5. Contribuir para a integração do centro no respectivo tecido económico e social, o que deverá ser realizado pela participação em actividades como:

• Diagnóstico das necessidades e potencialidades de formação;

• Promoção da resposta adequada às necessidades e aproveitamento de potencialidades de formação;

• Promoção do acesso a acções de formação de empresários e

trabalhadores;

• Promoção e difusão de inovações tecnológicas e apoio às empresas;

• Análise da integração dos ex-formandos no mercado de emprego.” (DL 76/93 de 12/03: 1149-1150)

Pelo exposto percebe-se intenção legal de mudança de paradigma na definição da oferta formativa, que por força da descentralização e da intervenção de vários actores na definição dos planos de actividades promova uma definição da oferta formativa capaz de dar resposta, às exigências actuais do mercado de trabalho, à sua evolução; à adequação das respostas formativas às necessidades do tecido produtivo da área geográfica que envolve o Centro de Formação e que se ajuste às necessidades formativas de públicos diversos. Este espaço legal para além de introduzir uma dimensão avaliativa, da adequação do plano de actividades dos Centros, na adaptação às necessidades do mercado de trabalho, permite conferir aos Centros de Formação um papel de dinamizadores e potenciadores do desenvolvimento económico regional que não pode ser descurado, num contexto de elevada taxa de desemprego e baixa competitividade económica.

Todavia nem sempre os objectivos preconizados com a definição do quadro legal são alcançados com a sua aplicação. Castro (2002) e Leite (2003), alertam-nos para que a alteração de paradigma na definição da oferta formativa não é facilmente interiorizada e

consequentemente levada à prática uma vez que os responsáveis pela definição da oferta formativa, possuem resistências à mudança de tipo individual, sobretudo, em virtude da sua preparação ter ocorrido num contexto de escassez de oportunidades formativas.

Os contributos de Castro e Leite alertam para a importância de que se reveste a definição da oferta formativa num contexto político-económico crescentemente problematizado, onde graça o desemprego crescente e a sociedade do conhecimento altera velozmente os contextos tecnológicos e organizacionais, deixando igualmente antever, a importância de que se pode revestir a operacionalização das políticas de formação quando acautela que, a existência de orientações legalmente definidas não constituí garantia suficiente no alcance dos objectivos que as mesmas preconizam (Castro, 2002).

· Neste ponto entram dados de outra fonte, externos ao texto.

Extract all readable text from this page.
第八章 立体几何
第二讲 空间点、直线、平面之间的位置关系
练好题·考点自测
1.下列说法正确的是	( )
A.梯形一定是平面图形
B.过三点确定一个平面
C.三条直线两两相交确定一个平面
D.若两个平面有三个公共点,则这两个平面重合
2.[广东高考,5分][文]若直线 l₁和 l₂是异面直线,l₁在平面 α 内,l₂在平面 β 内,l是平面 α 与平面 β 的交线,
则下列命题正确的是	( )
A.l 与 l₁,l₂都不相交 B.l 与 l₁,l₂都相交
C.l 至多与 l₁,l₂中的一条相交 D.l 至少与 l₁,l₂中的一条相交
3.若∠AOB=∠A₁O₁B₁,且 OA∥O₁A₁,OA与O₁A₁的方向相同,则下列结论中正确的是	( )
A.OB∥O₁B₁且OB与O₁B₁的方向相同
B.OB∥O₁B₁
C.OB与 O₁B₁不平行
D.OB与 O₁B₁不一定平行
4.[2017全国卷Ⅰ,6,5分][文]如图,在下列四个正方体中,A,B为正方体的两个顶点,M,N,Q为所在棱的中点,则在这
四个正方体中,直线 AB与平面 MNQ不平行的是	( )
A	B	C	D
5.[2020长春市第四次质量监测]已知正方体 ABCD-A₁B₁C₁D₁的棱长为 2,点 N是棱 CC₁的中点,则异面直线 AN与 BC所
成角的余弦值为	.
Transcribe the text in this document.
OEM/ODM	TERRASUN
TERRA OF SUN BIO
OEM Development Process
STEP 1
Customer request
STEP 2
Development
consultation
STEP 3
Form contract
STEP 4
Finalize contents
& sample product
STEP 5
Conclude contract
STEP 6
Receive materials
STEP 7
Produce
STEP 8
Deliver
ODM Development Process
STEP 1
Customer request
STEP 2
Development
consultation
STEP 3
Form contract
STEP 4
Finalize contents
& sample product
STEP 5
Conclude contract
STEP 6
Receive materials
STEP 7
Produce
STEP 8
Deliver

Na mesma linha, Moreira alerta-nos para que na passagem do papel à realidade, qualquer política é sempre confrontada “com numerosos e poderosos obstáculos, como são, antes de mais, a cultura instalada e o cinismo burocrático” (2002: 11).

Percebemos assim que a par com a definição das políticas, a sua operacionalização assume especial relevância, no alcance dos objectivos que com elas se pretendem atingir.

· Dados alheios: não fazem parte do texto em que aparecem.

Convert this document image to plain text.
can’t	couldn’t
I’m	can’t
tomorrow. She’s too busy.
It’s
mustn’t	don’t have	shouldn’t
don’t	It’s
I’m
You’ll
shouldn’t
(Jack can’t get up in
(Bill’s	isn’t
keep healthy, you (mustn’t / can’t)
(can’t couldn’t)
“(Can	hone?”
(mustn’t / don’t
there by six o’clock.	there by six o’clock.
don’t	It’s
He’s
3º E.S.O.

A referência que no presente trabalho se faz aos modelos de definição de políticas públicas, não pretende ser exaustiva, destinando-se só a um melhor entendimento de que, as fases de definição e implementação em políticas públicas não devem ser vistas de forma separada ou estanque, uma vez que ambas se podem influenciar, dependendo o grau de influência mutuo, em grande medida do modelo teórico que lhes está subjacente.

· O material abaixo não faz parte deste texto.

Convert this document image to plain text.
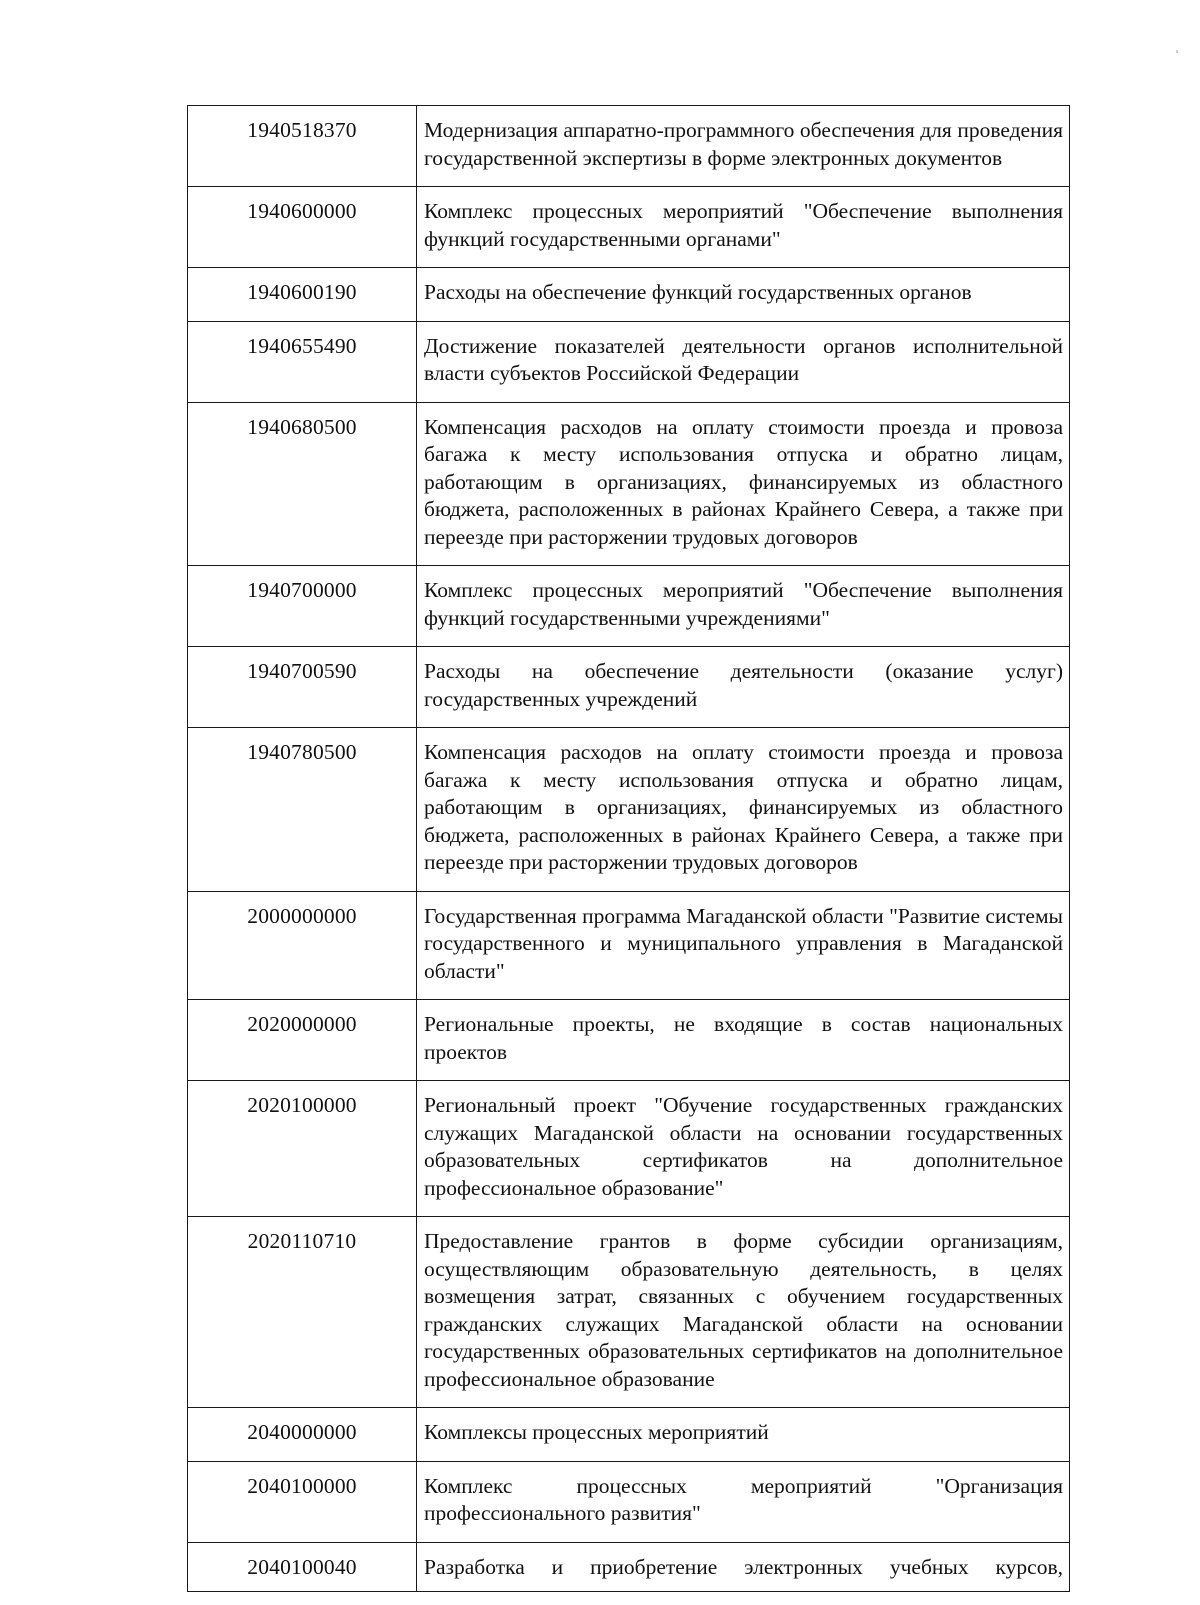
1940518370	Модернизация аппаратно-программного обеспечения для проведения государственной экспертизы в форме электронных документов
1940600000	Комплекс процессных мероприятий "Обеспечение выполнения функций государственными органами"
1940600190	Расходы на обеспечение функций государственных органов
1940655490	Достижение показателей деятельности органов исполнительной власти субъектов Российской Федерации
1940680500	Компенсация расходов на оплату стоимости проезда и провоза багажа к месту использования отпуска и обратно лицам, работающим в организациях, финансируемых из областного бюджета, расположенных в районах Крайнего Севера, а также при переезде при расторжении трудовых договоров
1940700000	Комплекс процессных мероприятий "Обеспечение выполнения функций государственными учреждениями"
1940700590	Расходы на обеспечение деятельности (оказание услуг) государственных учреждений
1940780500	Компенсация расходов на оплату стоимости проезда и провоза багажа к месту использования отпуска и обратно лицам, работающим в организациях, финансируемых из областного бюджета, расположенных в районах Крайнего Севера, а также при переезде при расторжении трудовых договоров
2000000000	Государственная программа Магаданской области "Развитие системы государственного и муниципального управления в Магаданской области"
2020000000	Региональные проекты, не входящие в состав национальных проектов
2020100000	Региональный проект "Обучение государственных гражданских служащих Магаданской области на основании государственных образовательных сертификатов на дополнительное профессиональное образование"
2020110710	Предоставление грантов в форме субсидии организациям, осуществляющим образовательную деятельность, в целях возмещения затрат, связанных с обучением государственных гражданских служащих Магаданской области на основании государственных образовательных сертификатов на дополнительное профессиональное образование
2040000000	Комплексы процессных мероприятий
2040100000	Комплекс процессных мероприятий "Организация профессионального развития"
2040100040	Разработка и приобретение электронных учебных курсов,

A reflexão sobre a importância da definição e implementação das políticas públicas, nos resultados que as mesmas podem produzir, torna premente conhecer com mais detalhe o pensamento desenvolvido por alguns investigadores no que respeita à definição e implementação das políticas públicas, em ordem a uma melhor compreensão do que se passa com a operacionalização das políticas de formação profissional em Portugal.